L’un de leurs plus gros succès : un livre baptisé “Ich bin ich - und wir sind viele!” (“Je suis moi, et nous sommes nombreux"). Sorti au printemps, il regroupe les histoires d'un jeune garçon nommé Benjamin Fokken, dénonçant sur Facebook les moqueries dont il est l'objet à cause de son poids. Ses vidéos ont été vues par plus de cinq millions de personnes. 

 

Être invité d’honneur : un jeu de chaises musicales 

Après le Pays-Bas et la Flandre qui mettront la littérature à l’honneur l’année prochaine, la question du prochain invité s’est posée pour 2017. Sollicité par la Buchmesse, le Canada a refusé d’occuper le pavillon d’honneur. L'événement aurait coïncidé avec le 150ème anniversaire du pays, mais Ottawa a décliné l'invitation en novembre dernier pour des raisons budgétaires.
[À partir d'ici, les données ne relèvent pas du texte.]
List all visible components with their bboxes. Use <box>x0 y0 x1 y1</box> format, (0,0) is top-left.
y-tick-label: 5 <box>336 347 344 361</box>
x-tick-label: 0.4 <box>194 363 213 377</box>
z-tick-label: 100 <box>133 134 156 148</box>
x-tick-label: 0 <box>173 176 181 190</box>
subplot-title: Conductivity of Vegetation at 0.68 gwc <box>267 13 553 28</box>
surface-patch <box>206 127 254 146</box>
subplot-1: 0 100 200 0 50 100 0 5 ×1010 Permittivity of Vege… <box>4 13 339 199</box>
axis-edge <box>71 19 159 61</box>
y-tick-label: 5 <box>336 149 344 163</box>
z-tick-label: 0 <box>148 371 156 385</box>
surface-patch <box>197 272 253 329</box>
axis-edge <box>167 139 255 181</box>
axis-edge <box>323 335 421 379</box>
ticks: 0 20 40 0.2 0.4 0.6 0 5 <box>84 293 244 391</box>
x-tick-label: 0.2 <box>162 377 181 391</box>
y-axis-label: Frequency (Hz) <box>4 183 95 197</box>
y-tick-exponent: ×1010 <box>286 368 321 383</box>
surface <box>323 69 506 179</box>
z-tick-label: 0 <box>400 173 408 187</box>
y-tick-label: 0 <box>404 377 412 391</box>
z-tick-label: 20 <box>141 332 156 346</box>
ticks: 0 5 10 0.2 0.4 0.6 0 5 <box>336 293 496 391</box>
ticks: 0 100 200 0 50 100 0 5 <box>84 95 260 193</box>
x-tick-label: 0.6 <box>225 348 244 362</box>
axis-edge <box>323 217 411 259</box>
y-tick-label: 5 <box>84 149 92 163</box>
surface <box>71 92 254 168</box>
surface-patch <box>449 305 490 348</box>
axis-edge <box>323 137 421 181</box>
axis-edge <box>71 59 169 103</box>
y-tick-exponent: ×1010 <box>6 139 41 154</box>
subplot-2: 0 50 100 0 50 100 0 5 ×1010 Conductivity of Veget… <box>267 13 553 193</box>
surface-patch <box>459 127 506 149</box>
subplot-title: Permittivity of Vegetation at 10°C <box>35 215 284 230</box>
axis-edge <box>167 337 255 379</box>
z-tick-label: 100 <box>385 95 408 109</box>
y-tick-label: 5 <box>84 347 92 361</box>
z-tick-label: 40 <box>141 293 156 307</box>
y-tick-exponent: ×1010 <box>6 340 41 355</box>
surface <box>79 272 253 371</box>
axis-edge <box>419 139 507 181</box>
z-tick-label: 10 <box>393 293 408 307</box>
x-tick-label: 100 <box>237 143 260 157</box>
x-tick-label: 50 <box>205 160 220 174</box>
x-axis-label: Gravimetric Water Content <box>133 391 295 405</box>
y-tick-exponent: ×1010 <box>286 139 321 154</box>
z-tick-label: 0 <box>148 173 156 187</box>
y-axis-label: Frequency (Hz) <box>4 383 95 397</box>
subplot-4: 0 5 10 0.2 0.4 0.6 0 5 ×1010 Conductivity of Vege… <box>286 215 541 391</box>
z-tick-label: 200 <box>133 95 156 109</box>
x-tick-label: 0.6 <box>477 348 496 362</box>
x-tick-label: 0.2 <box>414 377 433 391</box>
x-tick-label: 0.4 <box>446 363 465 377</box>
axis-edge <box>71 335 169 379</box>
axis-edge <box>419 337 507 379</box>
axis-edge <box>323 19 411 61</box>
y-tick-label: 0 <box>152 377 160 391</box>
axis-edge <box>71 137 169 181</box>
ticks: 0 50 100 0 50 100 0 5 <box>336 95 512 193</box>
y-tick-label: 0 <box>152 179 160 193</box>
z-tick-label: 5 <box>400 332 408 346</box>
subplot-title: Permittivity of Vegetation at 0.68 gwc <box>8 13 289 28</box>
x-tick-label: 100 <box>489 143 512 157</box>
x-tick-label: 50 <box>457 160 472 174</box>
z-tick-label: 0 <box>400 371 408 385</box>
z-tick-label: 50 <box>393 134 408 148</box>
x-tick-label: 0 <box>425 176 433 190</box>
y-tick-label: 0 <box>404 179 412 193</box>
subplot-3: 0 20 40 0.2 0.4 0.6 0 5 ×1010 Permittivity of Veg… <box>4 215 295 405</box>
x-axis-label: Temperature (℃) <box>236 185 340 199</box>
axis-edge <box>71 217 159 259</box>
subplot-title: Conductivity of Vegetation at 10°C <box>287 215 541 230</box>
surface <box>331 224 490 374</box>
Car si la visibilité apportée par la foire assure aux pays des retombées culturelles et économiques de plusieurs dizaines de millions d’euros, la participation à l’événement a aussi un coût, évalué entre 5 et 6 millions d’euros, que les États rechignent parfois à supporter.

La France, à qui l’Allemagne proposait discrètement d’être l’invitée d’honneur de 2017 depuis trois ans, a fini par accepter début octobre, lors d’une visite de Manuel Valls à Berlin. Le premier ministre a ainsi mis fin à un suspense proche du malaise, car trois ans d’attente pour avoir une réponse, cela en devenait presque vexant pour les Allemands.